Из автомашины вышел начальник заставы Орлов.

— Товарищ майор, нарушитель государственной границы СССР задержан, — отрапортовал сержант Сорокин. Офицер обошел вокруг присмиревшего, нахохленного незнакомца.

— Тот самый, — определил он в задержанном Григорьянца. — Оказывал сопротивление?

— Никак нет. А взятку Абольянцу предлагал. Золото обещал.

— Это у таких в крови, — рассудил начальник заставы. — Не нашими идеями жил человек. Бежать-то ведь собирался туда, где все продается и покупается. А золото у него, поди, ворованное.

— Оказывал сопротивление, товарищ майор, — раздался голос Козедубенко. Ефрейтор ладонью прикрывал левый глаз. — Песком мне в лицо швырнул.

— Как зрение? — обеспокоенно спросил офицер.

— Один глаз уже видит, — ответил солдат, — проморгается и второй.

— Немедленно в санчасть, — распорядился начальник заставы. — Задержанного — в машину. Поиск считать законченным…

Где-то вдали, у границы, заголосили шакалы. Их душераздирающий вопль резко смолк — кого-то испугались, но через минуту возобновился.

— По собрату поют панихиду, — бросил никому не понятную фразу Козедубенко, залезая в газик. Он в этот момент еще больше ненавидел трусливую мерзкую тварь, неразборчивую в еде и ночлеге…


Валерка

Валерки был тот неопределенный период, когда его сверстники распрощались со школой, но еще не стали абитуриентами. Ждал вызова на экзамены и он, разделяя с товарищами томительное чувство ожидания. Документы в институт Валерка послал в другой город, на юридический факультет.

И хотя он с хорошими оценками окончил десятый класс, волнение не оставляло его. В институте большой конкурс. В прошлом году в этом вузе на вступительных экзаменах «резали» каждого второго. Так сказал ему Борис из их квартала, вторично подавший документы туда. Но Борису теперь легче. Работая на заводе учеником слесаря, он вечерами не терял зря времени. По-английски читает бойко, передовые статьи из газет переводит на английский почти без словаря. У Валерки с иностранным хуже, мало помогает ему и «самоучитель». Вот если бы сдавать математику! Наука точная и понятная. Но ею на этом факультете пренебрегли.

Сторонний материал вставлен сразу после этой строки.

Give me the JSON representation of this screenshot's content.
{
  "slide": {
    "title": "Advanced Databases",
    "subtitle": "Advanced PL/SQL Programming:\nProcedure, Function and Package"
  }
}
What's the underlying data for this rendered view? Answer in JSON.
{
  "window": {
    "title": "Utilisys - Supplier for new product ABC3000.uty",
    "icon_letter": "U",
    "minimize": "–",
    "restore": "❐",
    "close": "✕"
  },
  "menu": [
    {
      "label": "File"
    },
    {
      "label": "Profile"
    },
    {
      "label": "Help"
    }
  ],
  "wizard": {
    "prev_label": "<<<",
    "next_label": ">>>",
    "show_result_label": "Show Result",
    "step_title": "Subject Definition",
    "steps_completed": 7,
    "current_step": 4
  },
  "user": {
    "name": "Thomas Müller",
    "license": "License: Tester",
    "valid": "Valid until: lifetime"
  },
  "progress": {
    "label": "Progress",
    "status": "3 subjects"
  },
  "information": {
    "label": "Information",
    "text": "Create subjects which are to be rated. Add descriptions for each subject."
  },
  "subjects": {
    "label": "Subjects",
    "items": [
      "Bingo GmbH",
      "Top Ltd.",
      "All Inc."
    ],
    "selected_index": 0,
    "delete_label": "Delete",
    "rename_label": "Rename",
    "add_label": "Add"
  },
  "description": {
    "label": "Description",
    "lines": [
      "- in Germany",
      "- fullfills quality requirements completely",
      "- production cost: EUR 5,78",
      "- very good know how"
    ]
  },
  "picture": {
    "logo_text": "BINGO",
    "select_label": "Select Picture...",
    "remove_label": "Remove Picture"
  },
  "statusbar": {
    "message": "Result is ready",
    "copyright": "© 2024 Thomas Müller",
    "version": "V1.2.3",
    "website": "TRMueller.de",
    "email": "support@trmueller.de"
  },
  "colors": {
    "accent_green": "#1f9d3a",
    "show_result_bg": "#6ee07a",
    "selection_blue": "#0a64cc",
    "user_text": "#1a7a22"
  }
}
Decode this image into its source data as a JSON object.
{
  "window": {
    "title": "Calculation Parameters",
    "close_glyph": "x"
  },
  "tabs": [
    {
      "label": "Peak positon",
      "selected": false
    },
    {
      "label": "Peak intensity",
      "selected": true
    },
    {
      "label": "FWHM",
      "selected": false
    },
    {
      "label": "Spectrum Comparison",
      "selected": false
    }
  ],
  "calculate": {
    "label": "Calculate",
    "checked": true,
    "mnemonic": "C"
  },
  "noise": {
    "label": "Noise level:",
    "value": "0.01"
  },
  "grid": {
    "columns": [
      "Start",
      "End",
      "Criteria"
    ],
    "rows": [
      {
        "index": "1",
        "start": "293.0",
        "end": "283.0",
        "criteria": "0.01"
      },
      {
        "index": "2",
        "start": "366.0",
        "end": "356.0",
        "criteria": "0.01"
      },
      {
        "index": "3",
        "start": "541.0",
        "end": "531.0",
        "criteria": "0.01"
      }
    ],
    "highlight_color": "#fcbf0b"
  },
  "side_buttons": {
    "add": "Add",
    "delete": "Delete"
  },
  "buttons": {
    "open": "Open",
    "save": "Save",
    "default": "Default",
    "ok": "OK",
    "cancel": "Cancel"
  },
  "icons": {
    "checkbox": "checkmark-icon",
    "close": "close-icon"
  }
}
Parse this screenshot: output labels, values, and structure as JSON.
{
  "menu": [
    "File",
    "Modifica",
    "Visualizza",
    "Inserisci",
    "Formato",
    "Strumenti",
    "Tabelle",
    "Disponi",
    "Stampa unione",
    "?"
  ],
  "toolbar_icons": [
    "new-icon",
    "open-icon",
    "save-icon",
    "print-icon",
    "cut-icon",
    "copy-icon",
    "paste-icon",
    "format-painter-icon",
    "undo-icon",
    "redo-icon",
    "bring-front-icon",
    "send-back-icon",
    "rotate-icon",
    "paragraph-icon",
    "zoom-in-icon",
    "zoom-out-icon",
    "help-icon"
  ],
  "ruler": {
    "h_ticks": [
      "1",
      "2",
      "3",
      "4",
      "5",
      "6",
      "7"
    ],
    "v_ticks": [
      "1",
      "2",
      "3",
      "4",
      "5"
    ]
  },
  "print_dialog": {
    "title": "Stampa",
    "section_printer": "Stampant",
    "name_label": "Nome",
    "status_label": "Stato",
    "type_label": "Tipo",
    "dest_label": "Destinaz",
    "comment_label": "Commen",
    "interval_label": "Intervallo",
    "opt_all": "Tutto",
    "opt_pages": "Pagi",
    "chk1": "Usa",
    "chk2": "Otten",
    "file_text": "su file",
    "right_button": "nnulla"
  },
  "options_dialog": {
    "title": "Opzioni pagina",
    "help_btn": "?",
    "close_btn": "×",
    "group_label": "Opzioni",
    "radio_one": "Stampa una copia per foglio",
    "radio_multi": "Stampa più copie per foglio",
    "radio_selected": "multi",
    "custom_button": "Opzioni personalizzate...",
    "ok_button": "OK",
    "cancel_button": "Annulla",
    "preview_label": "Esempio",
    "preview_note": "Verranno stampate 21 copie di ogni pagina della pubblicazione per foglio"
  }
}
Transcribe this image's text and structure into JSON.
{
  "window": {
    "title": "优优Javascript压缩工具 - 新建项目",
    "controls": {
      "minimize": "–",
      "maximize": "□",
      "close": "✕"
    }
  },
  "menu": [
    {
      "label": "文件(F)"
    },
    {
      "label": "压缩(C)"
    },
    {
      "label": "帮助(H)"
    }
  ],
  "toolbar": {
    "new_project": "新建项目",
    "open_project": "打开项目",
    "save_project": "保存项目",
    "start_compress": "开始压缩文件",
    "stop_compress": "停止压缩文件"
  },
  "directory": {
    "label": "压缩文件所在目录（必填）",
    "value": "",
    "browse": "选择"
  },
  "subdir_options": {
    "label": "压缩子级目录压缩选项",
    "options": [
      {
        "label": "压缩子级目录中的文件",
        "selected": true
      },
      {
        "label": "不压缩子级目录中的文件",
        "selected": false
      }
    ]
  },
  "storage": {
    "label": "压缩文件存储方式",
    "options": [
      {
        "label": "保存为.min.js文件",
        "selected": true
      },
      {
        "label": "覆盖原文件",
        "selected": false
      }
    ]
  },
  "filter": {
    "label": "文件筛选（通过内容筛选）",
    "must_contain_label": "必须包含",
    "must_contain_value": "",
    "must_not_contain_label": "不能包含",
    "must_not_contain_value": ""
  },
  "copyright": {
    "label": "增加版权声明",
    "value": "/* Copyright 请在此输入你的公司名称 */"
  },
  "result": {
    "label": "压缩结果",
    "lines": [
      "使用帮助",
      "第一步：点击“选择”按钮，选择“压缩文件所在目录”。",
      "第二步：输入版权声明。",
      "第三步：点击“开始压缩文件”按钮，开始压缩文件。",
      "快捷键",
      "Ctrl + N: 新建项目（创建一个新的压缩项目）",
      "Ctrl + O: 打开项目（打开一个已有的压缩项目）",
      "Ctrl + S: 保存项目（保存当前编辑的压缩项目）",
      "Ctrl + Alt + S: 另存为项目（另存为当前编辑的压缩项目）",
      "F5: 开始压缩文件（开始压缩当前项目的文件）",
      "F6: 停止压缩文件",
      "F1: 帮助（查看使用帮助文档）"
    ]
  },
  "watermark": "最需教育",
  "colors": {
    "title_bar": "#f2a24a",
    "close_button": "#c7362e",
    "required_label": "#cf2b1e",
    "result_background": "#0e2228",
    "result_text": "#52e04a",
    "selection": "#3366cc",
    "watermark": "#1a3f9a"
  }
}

Валерка сидел с «самоучителем» на скамейке в небольшом скверике около шумной улицы и думал, что их город совершенно не подходит для серьезной подготовки к экзаменам. Жара. За город не сунешься — пустыня. Другое дело там, куда он поедет и обязательно сдаст, пройдет по конкурсу. А если нет?.. Тогда Валерка все равно не вернется домой. Стыдно. Он поступит в том городе на работу и так же, как Борис, еще один год будет готовиться.

— Привет прилежненьким! — раздался издали голос.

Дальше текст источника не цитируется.